The Republican chairman of the House Ways and Means Committee is promising to “ramp up” his investigation of the IRS.
“I think an arrogance at the IRS came across in bright colors and that was very disconcerting to all of us,” said Camp in an interview with Fox News on Friday.
“So now, we're not going to stop until we get all the answers that we need to get because, clearly, when we were trying to ask those before, they weren't forthcoming. And we're going to get to the bottom of this.”
Camp — along with House Oversight and Government Reform Committee Chairman Darrell Issa (R-Calif.) — is in the beginning stages of investigating the IRS, which has come under heavy fire this week after confirming that it gave extra scrutiny to conservative groups seeking tax-exempt status.
Camp said he didn’t get enough solid answers out of the former acting-IRS chief, Steven Miller, whom President Obama forced to resign this week, and that it appears as though Congress had been intentionally misled by the agency.
“Absolutely, the IRS misled Congress,” said Camp. “We need to dig a lot deeper to find out where this goes. What really was clear, it was one political viewpoint that was targeted.
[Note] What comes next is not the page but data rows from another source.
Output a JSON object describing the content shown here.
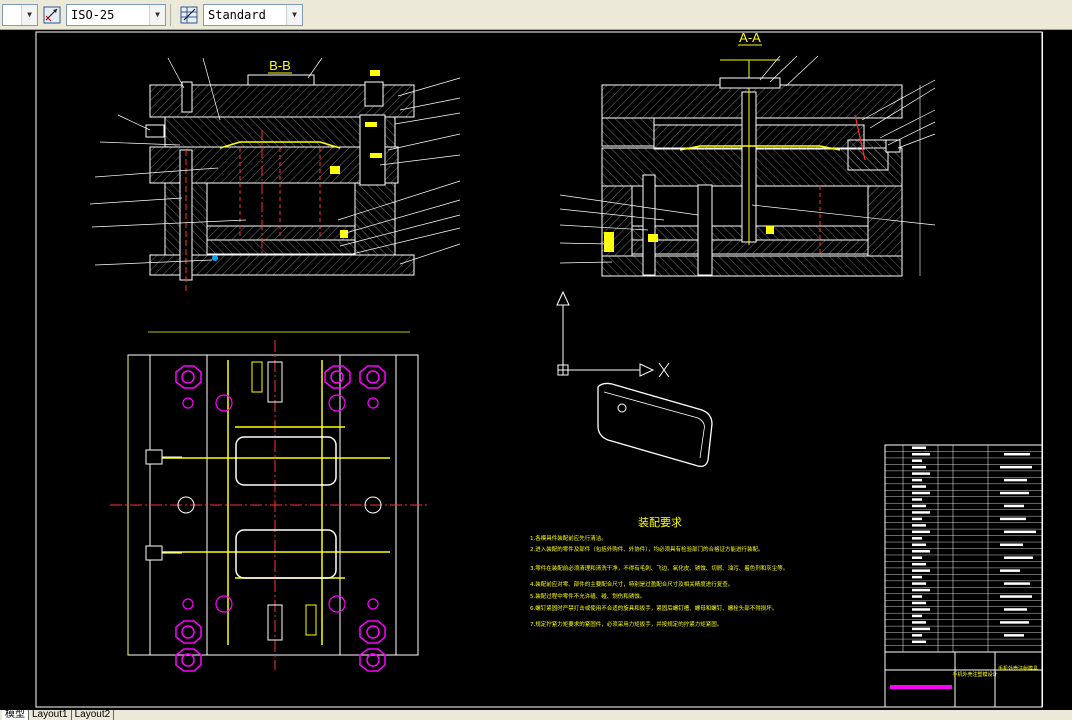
{
  "toolbar": {
    "dim_style": "ISO-25",
    "table_style": "Standard",
    "dim_icon": "dimension-style-icon",
    "table_icon": "table-style-icon"
  },
  "drawing": {
    "title_bb": "B-B",
    "title_aa": "A-A",
    "notes_title": "装配要求",
    "notes": [
      "1.各模具件装配前应先行清洁。",
      "2.进入装配的零件及部件（包括外购件、外协件），均必须具有检验部门的合格证方能进行装配。",
      "3.零件在装配前必须清理和清洗干净，不得有毛刺、飞边、氧化皮、锈蚀、切屑、油污、着色剂和灰尘等。",
      "4.装配前应对零、部件的主要配合尺寸，特别是过盈配合尺寸及相关精度进行复查。",
      "5.装配过程中零件不允许磕、碰、划伤和锈蚀。",
      "6.螺钉紧固时严禁打击或使用不合适的旋具和扳手，紧固后螺钉槽、螺母和螺钉、螺栓头部不得损坏。",
      "7.规定拧紧力矩要求的紧固件，必须采用力矩扳手，并按规定的拧紧力矩紧固。"
    ],
    "title_block_name": "手机外壳注塑模设计",
    "title_block_drawing": "手机外壳注射模具"
  },
  "tabs": [
    "模型",
    "Layout1",
    "Layout2"
  ],
  "colors": {
    "bg": "#000000",
    "line": "#ffffff",
    "hatch": "#8a8a8a",
    "magenta": "#ff00ff",
    "yellow": "#ffff00",
    "red": "#ff3030",
    "green": "#00ff00"
  }
}
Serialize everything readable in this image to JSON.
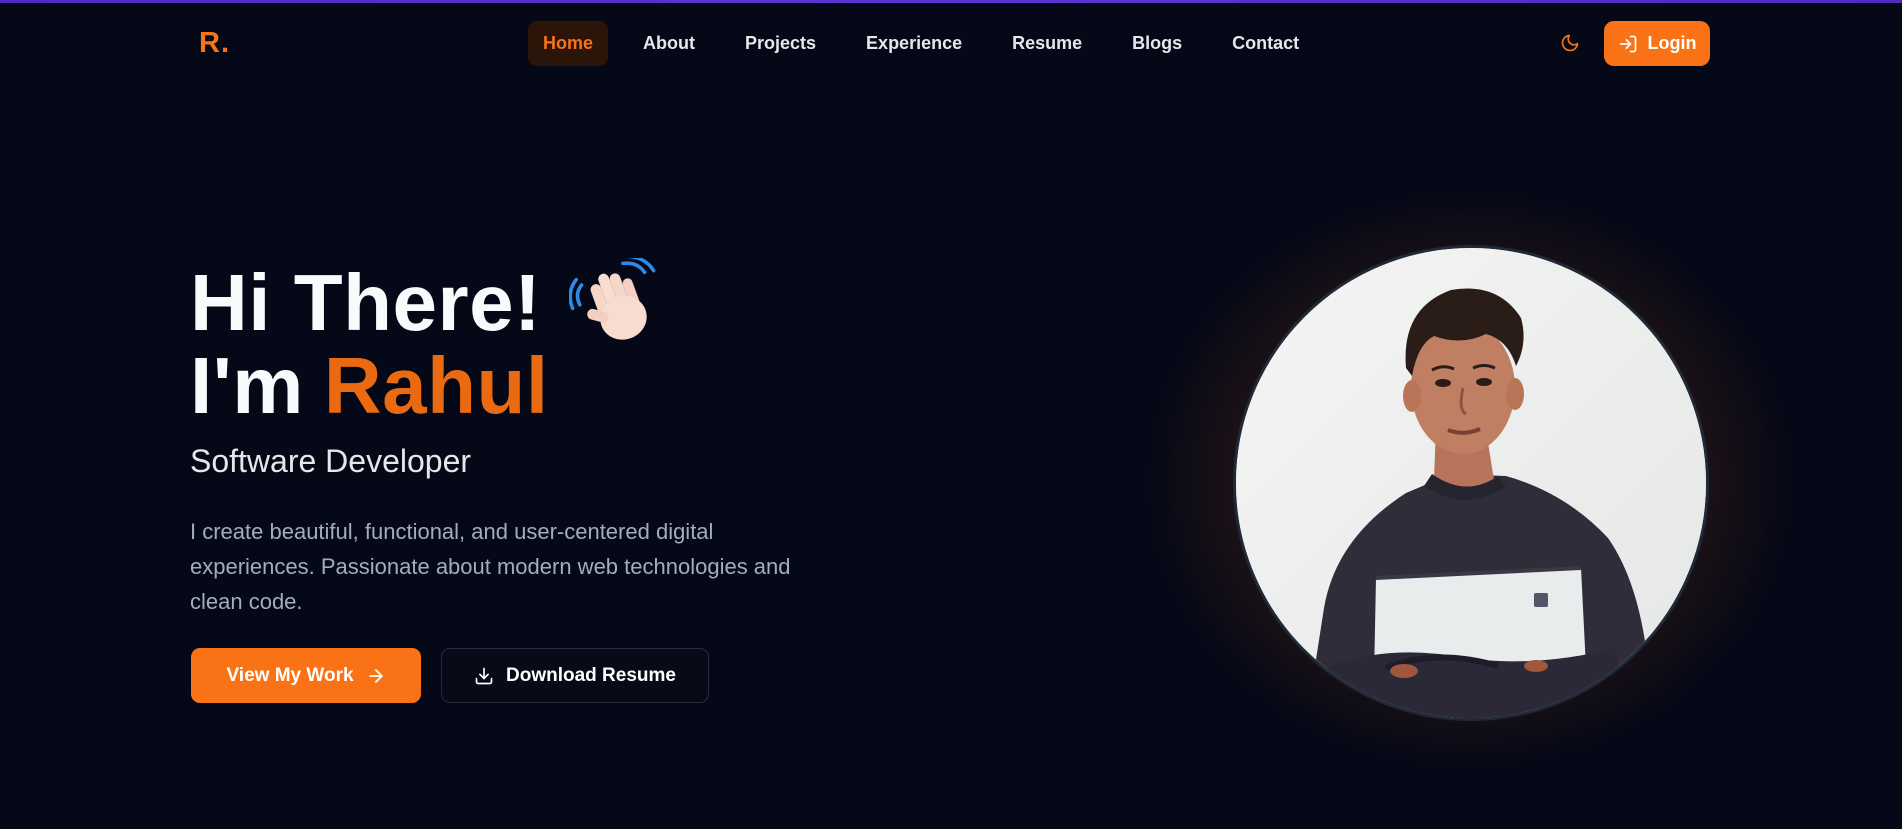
{
  "brand": {
    "logo": "R."
  },
  "nav": {
    "items": [
      {
        "label": "Home",
        "active": true
      },
      {
        "label": "About"
      },
      {
        "label": "Projects"
      },
      {
        "label": "Experience"
      },
      {
        "label": "Resume"
      },
      {
        "label": "Blogs"
      },
      {
        "label": "Contact"
      }
    ],
    "theme_icon": "moon-icon",
    "login_label": "Login",
    "login_icon": "login-icon"
  },
  "hero": {
    "greeting": "Hi There!",
    "greeting_icon": "waving-hand-icon",
    "intro": "I'm",
    "name": "Rahul",
    "role": "Software Developer",
    "description": "I create beautiful, functional, and user-centered digital experiences. Passionate about modern web technologies and clean code.",
    "primary_button": "View My Work",
    "primary_icon": "arrow-right-icon",
    "secondary_button": "Download Resume",
    "secondary_icon": "download-icon"
  },
  "colors": {
    "background": "#050816",
    "accent": "#f97316",
    "accent_dark": "#ea6a12",
    "muted_text": "#a3acbd"
  }
}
It was one political viewpoint that was brought in for questioning that was so far off the chart, it's hard to believe.”
Miller told lawmakers on Friday that he did not think what the IRS did was illegal, which was taken as a poor attempt to respond to the deluge of tax-exempt status application they began receiving in 2011. At the direction of Attorney General Eric Holder, the FBI is also investigating the matter to determine whether criminal laws were broken.
Camp said there is no connection at this point between the White House and the agency’s decision to focus on groups with “Tea Party” or “patriot” in their names, but that his investigation was just getting warmed up.
“Clearly, this investigation is going to be ramped up,” said Camp. “I'm not exactly sure of the directions we're going to go, but we're going to ramp this up because we did not get the information we needed to get in today's hearing, and we're going to have to go to the next level.”
Camp said he plans to focus more intensely on the decision to release the information of the preferential treatment publicly before informing members of Congress, who had been asking for more details for more than a year after receiving complaints from Tea Party groups.
“Clearly what they did was staged the release of this information and completely ignored the Congress or official channels in terms of getting this out, and I think they thought they were going to get this behind them in a 24-hour news cycle,” said Camp.
“The fact that that was the plan makes me think that this was not just a few people in one area that knew about this or a few low-level people, and that others weren't involved in orchestrating a planned leak of this. It's a fairly sophisticated PR tactic, and I just question whether the IRS thought of that all by themselves…and we can now look further in that area.”